# Printer issues with remote desktop



## lscott (Jul 14, 2006)

I've inherited a problem that just got the former IT company fired for for not being able to fix. So now my butt's on the fire. 

What happening is that printers that are set up as network printers on the server (Win2003) are not always visible and available to the remote desktop session. Sometimes they are, and sometimes they're not. The clues I've got are that when the printer is not visible, the 'share' tab on the server's printer properties takes a while to load, and when it does, the 'List in Directory' checkbox is missing. Later, the checkbox will be there for no apparent reason.
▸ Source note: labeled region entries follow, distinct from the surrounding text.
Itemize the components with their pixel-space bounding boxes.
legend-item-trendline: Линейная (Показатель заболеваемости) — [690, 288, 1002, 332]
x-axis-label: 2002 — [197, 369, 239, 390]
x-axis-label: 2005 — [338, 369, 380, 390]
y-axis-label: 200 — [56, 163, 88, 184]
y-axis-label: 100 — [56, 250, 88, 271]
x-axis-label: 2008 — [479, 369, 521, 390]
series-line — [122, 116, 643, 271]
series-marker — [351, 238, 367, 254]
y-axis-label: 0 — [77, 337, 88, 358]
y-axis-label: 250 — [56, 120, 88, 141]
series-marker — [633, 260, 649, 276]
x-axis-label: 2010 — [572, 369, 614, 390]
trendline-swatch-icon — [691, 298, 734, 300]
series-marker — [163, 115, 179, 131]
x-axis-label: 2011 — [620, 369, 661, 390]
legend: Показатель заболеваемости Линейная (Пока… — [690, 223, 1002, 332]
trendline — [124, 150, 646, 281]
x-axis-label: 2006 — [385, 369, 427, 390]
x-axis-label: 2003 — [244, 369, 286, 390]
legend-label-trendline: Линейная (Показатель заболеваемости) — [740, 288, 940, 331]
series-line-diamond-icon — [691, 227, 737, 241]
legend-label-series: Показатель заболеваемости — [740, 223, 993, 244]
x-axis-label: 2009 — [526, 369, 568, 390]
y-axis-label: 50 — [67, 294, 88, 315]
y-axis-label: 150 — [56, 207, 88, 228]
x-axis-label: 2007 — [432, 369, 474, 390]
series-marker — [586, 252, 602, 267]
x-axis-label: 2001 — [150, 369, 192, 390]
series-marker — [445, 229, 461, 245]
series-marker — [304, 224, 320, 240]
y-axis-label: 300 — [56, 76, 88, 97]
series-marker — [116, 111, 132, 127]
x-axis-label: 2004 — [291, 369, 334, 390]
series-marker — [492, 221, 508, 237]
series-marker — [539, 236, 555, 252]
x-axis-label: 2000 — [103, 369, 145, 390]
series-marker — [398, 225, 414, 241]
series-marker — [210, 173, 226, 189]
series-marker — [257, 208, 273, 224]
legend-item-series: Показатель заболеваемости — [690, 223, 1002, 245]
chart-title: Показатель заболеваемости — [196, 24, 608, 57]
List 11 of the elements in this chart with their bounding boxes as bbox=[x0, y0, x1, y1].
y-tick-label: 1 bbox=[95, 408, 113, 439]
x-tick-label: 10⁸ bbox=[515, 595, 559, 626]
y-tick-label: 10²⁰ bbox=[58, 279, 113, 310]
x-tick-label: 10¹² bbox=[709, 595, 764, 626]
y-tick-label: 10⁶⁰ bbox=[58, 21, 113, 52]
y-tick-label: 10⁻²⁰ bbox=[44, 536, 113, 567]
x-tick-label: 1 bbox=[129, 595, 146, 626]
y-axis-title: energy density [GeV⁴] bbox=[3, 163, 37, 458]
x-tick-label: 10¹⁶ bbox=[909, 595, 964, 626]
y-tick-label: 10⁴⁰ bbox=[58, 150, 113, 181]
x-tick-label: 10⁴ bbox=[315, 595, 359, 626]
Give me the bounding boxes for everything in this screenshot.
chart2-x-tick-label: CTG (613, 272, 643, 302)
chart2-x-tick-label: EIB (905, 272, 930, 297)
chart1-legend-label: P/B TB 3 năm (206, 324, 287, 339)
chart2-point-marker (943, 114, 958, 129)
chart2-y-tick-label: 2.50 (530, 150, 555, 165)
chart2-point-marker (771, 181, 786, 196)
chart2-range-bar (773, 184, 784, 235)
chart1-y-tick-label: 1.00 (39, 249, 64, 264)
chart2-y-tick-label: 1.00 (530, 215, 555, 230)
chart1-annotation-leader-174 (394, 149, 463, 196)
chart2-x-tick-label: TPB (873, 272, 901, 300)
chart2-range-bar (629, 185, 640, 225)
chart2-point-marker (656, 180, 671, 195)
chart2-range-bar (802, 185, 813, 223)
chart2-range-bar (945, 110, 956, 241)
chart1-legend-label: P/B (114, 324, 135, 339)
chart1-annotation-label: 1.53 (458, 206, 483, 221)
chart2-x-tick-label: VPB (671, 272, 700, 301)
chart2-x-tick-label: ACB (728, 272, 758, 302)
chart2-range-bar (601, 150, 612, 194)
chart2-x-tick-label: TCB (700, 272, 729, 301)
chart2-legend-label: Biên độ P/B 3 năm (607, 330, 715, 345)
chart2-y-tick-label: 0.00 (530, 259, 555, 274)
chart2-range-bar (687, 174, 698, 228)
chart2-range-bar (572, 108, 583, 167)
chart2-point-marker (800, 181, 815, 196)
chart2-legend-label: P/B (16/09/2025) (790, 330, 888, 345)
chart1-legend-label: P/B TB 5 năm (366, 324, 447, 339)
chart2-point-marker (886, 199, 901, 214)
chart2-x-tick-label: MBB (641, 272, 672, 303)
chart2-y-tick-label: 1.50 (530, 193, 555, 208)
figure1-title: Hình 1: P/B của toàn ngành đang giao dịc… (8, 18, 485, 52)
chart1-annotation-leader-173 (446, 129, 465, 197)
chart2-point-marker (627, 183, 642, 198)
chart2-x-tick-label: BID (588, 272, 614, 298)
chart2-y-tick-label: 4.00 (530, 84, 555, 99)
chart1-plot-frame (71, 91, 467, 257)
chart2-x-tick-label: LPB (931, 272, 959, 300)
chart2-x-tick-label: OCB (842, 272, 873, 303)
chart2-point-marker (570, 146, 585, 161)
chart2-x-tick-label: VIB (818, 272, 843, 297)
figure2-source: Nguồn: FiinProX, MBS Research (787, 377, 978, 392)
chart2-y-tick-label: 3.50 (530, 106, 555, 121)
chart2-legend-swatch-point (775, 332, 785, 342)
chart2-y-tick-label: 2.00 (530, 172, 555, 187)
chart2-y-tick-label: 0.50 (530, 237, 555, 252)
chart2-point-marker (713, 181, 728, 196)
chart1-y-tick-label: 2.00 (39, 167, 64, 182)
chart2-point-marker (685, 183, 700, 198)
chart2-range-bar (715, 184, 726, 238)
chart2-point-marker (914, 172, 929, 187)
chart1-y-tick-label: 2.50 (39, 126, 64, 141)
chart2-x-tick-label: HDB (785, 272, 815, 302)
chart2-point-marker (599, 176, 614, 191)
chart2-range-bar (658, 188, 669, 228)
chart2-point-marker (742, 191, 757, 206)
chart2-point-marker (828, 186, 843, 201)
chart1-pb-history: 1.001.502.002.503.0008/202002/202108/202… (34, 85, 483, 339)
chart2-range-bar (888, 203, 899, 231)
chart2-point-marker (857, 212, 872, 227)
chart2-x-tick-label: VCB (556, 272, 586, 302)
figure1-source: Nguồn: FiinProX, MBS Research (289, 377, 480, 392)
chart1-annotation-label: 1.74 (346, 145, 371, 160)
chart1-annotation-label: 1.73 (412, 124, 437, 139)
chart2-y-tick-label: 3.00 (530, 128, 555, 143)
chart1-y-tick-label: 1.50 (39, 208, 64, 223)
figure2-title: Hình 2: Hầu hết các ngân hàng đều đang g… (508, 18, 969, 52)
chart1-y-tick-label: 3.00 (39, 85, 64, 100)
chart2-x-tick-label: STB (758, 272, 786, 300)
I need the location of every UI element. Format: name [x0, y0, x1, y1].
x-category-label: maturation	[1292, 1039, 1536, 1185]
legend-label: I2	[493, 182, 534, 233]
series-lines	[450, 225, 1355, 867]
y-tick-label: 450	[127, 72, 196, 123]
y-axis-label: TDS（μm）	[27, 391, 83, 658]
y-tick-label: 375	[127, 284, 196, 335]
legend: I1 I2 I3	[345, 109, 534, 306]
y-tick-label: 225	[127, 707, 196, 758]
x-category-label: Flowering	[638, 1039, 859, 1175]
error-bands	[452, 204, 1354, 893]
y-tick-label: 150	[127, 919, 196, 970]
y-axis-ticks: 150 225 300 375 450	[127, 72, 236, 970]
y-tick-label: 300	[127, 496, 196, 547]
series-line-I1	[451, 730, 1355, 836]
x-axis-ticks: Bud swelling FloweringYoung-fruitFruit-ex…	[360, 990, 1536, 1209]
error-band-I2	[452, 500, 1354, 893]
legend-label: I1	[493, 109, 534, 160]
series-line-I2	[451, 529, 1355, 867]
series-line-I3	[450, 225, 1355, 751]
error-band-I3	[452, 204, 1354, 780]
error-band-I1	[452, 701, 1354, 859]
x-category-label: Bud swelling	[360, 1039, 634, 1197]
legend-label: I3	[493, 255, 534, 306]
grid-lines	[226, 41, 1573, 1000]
I've tried all the combinations of deleting and reinstalling the printers both on the workstations and the server. I've checked the group settings on the server to make sure all the printer settings look right.

The other clue I've got is that the server was originally set up with Server 2003 Small Business, and was upgraded when it was determined that Small Business would not support the custom software package they've got.

I was told that the upgrade was a clean install, but I've got no way to know if that's true.

Any clues would be appreciated!

Lee Scott


----------



## whardman (Jun 28, 2006)

Is the server set up as a print server?


----------



## lscott (Jul 14, 2006)

Yes, it is set up as a print server. 

For some reason, the remote printers created when a remote desktop session is initiated work fine. Just the printers that are defined on the server itself seem to be flakey. You can see them when you go into 'printers and faxes' from the desktop, but not when you go into Manage the Print server.


----------



## whardman (Jun 28, 2006)

Are the local printers shared? Also, is it possible for you to log in locally or not? If you can see if the same thing happens.


----------



## lscott (Jul 14, 2006)

No problems logging in locally. Same thing happens regardless of whether I'm logged in as an administrator or as a user. The printers on the server are shared, but the little hand underneath never appears. The printers created by the remote desktop connections will display the little hand when I share them with no problems. It just seems to affect the printers that are set up as network printers on the server.

All of these network printers are connected to desktops. I'm wondering if there would be any difference if we installed print servers instead?


----------



## whardman (Jun 28, 2006)

Let me make sure I understand correctly. Printers on a remote computer work fine and are visible in the Manage the Print Server, but the local printers do not show up as shared and are not visible in manage the Print Server.

When you connect using Remote Desktop make sure that under local resources 'connect automatically to these devices' is unchecked for all three (or at least the printers). If they are unchecked try checking them.


----------



## lscott (Jul 14, 2006)

That's correct. The printers created when a remote desktop session starts work fine, the printers that are set up on the server are not visible either on the remote desktop, or on the server itself when you go into Manage the Print Server. They are visible on the server when you go into Printers and Faxes, however. When you try and share them, the little hand never appears, but it will appear when you share the session printers. 

Just some very strange behavior. The application logs have a few references to not being able to connect due to bad network connections, but only a couple of entries - nowhere near as many as would be the case if that were the problem.

We're going to try installing print servers rather than connecting the printers to the local workstations and see if that makes any difference. If we still can't see them, we'll know the problem is somewhere on the server.


----------